Ucapan Jo tertahan saat Sena muncul dari belakang. Gadis itu belum sadar ada Jo di meja pelanggan. Ia melepaskan celemek dan merapikan ikatan rambutnya.
Jo tertegun. Sena. Gadis itu masih sama seperti yang dulu. Sederhana.
Sena mengambil tas ransel kecilnya lalu menatap Riri, "Ri, gue mau--" mata Sena membelalak tak percaya.
"Hai," ucap Jo dengan kaku.
"Hai," jawab Sena.
Sepersekian detik mereka hanya saling menatap. Riri menyaksikan keduanya dengan bingung. Ini dua orang kenapa ya? Kok kayak canggung gitu, pikir Riri dalam hati.

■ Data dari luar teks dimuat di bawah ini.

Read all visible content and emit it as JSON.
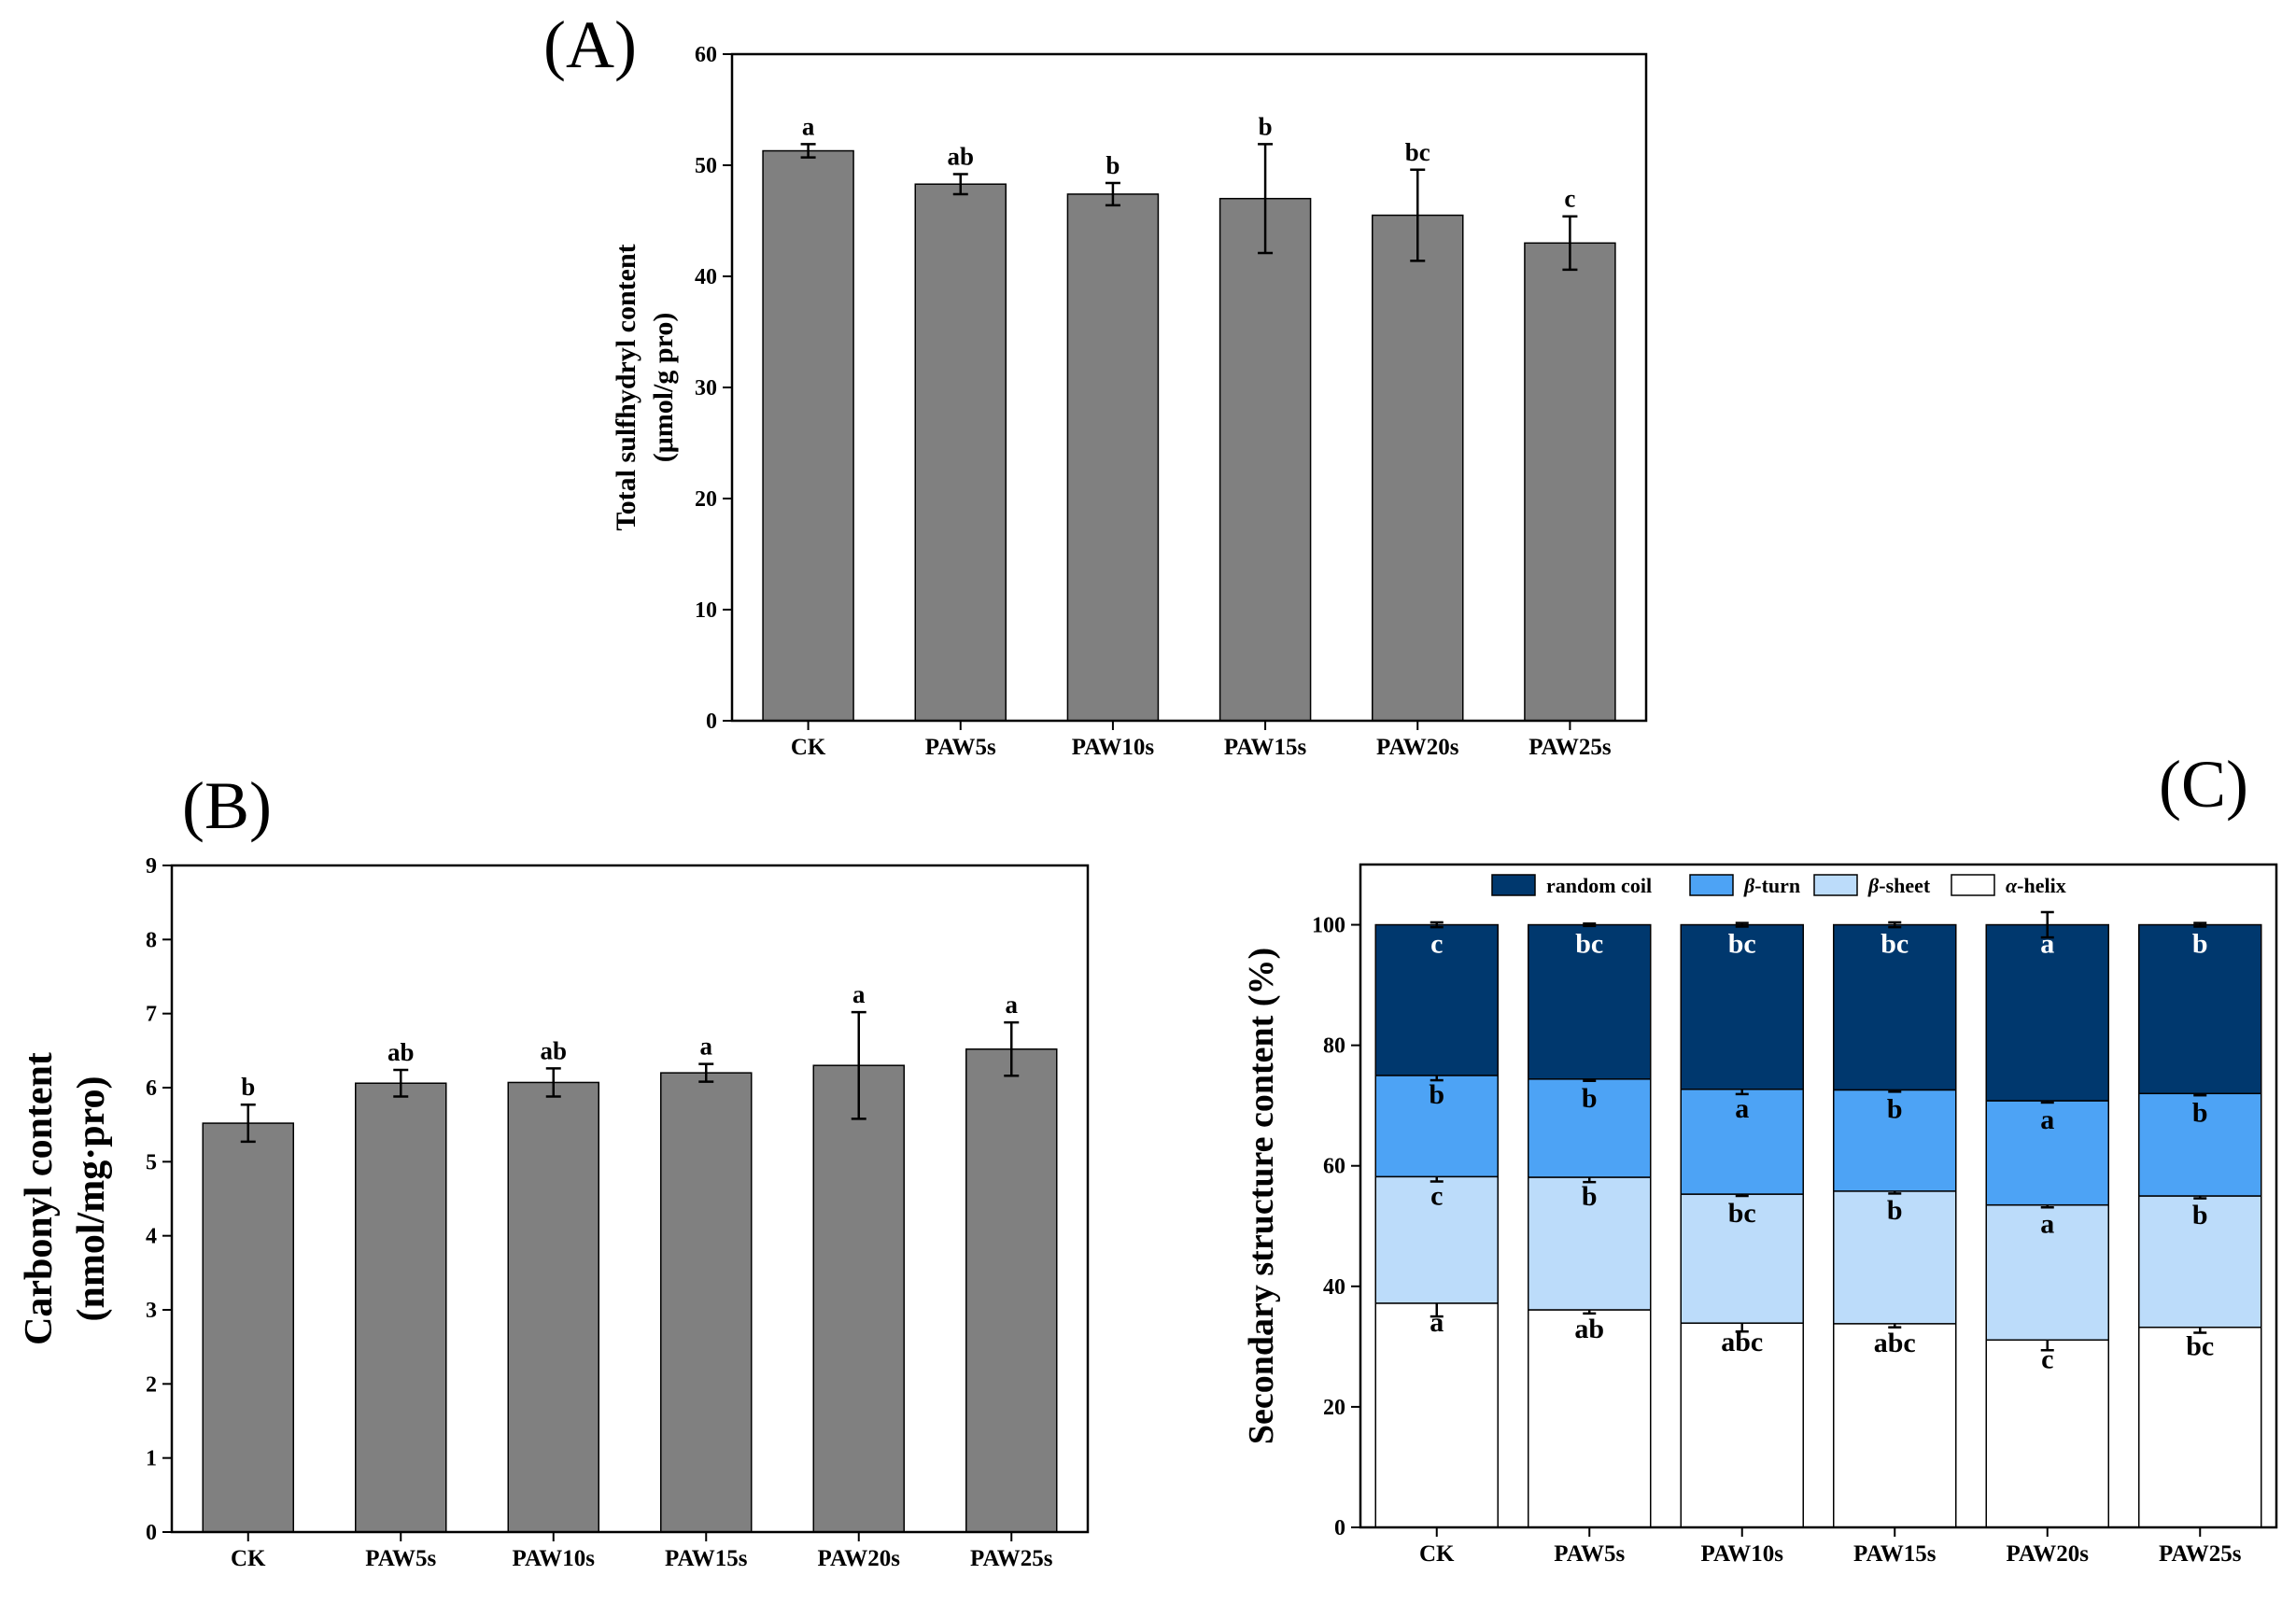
{
  "chart_data": [
    {
      "panel": "(A)",
      "type": "bar",
      "categories": [
        "CK",
        "PAW5s",
        "PAW10s",
        "PAW15s",
        "PAW20s",
        "PAW25s"
      ],
      "values": [
        51.3,
        48.3,
        47.4,
        47.0,
        45.5,
        43.0
      ],
      "errors": [
        0.6,
        0.9,
        1.0,
        4.9,
        4.1,
        2.4
      ],
      "significance": [
        "a",
        "ab",
        "b",
        "b",
        "bc",
        "c"
      ],
      "ylabel_line1": "Total sulfhydryl content",
      "ylabel_line2": "(μmol/g pro)",
      "ylim": [
        0,
        60
      ],
      "yticks": [
        0,
        10,
        20,
        30,
        40,
        50,
        60
      ],
      "bar_color": "#808080"
    },
    {
      "panel": "(B)",
      "type": "bar",
      "categories": [
        "CK",
        "PAW5s",
        "PAW10s",
        "PAW15s",
        "PAW20s",
        "PAW25s"
      ],
      "values": [
        5.52,
        6.06,
        6.07,
        6.2,
        6.3,
        6.52
      ],
      "errors": [
        0.25,
        0.18,
        0.19,
        0.12,
        0.72,
        0.36
      ],
      "significance": [
        "b",
        "ab",
        "ab",
        "a",
        "a",
        "a"
      ],
      "ylabel_line1": "Carbonyl content",
      "ylabel_line2": "(nmol/mg·pro)",
      "ylim": [
        0,
        9
      ],
      "yticks": [
        0,
        1,
        2,
        3,
        4,
        5,
        6,
        7,
        8,
        9
      ],
      "bar_color": "#808080"
    },
    {
      "panel": "(C)",
      "type": "bar",
      "stacked": true,
      "categories": [
        "CK",
        "PAW5s",
        "PAW10s",
        "PAW15s",
        "PAW20s",
        "PAW25s"
      ],
      "series": [
        {
          "name": "α-helix",
          "prefix": "α",
          "suffix": "-helix",
          "color": "#ffffff",
          "label_color": "#000000",
          "values": [
            37.2,
            36.1,
            33.9,
            33.8,
            31.1,
            33.2
          ],
          "errors": [
            2.2,
            0.6,
            1.4,
            0.6,
            1.7,
            0.9
          ],
          "significance": [
            "a",
            "ab",
            "abc",
            "abc",
            "c",
            "bc"
          ]
        },
        {
          "name": "β-sheet",
          "prefix": "β",
          "suffix": "-sheet",
          "color": "#bcdcfa",
          "label_color": "#000000",
          "values": [
            21.0,
            22.0,
            21.4,
            22.0,
            22.4,
            21.8
          ],
          "errors": [
            0.8,
            0.8,
            0.3,
            0.4,
            0.4,
            0.4
          ],
          "significance": [
            "c",
            "b",
            "bc",
            "b",
            "a",
            "b"
          ]
        },
        {
          "name": "β-turn",
          "prefix": "β",
          "suffix": "-turn",
          "color": "#4da3f5",
          "label_color": "#000000",
          "values": [
            16.8,
            16.3,
            17.4,
            16.8,
            17.3,
            17.0
          ],
          "errors": [
            0.8,
            0.3,
            0.8,
            0.3,
            0.3,
            0.3
          ],
          "significance": [
            "b",
            "b",
            "a",
            "b",
            "a",
            "b"
          ]
        },
        {
          "name": "random coil",
          "prefix": "",
          "suffix": "random coil",
          "color": "#00386e",
          "label_color": "#ffffff",
          "values": [
            25.0,
            25.6,
            27.3,
            27.4,
            29.2,
            28.0
          ],
          "errors": [
            0.4,
            0.2,
            0.3,
            0.4,
            2.1,
            0.3
          ],
          "significance": [
            "c",
            "bc",
            "bc",
            "bc",
            "a",
            "b"
          ]
        }
      ],
      "legend_order": [
        "random coil",
        "β-turn",
        "β-sheet",
        "α-helix"
      ],
      "ylabel": "Secondary structure content (%)",
      "ylim": [
        0,
        110
      ],
      "yticks": [
        0,
        20,
        40,
        60,
        80,
        100
      ]
    }
  ]
}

"Lo sibuk ya?" tanya Jo setelah mereka saling menatap.
"Ah, begitulah, dan lo lebih sibuk lagi, hingga lupa jalan ke kontrakan gue," jawab Sena.
Jo mendekat, melepas ikatan rambut Sena dan mengacaknya pelan.
"Jadi lo nungguin gue?" tanya Jo sambil tersenyum gemas.
"Eh, apa-apaan ini? Kenapa lo rusak rambut gue?" protes Sena, tapi bibirnya melengkungkan senyum.
"Woy! Kalian berdua! Kalau pacaran sono cari tempat sepi! Ada gue di sini! Bikin sakit mata tahu, gak?" teriak Riri dengan kesal. Dua insan di depannya seakan lupa kalau di warteg ini masih ada penghuni lain selain mereka berdua.
Tanpa peduli teriakan Riri, Jo malah menarik pinggang Sena dan memeluknya erat.
"Gue kangen sama lo," bisiknya pelan.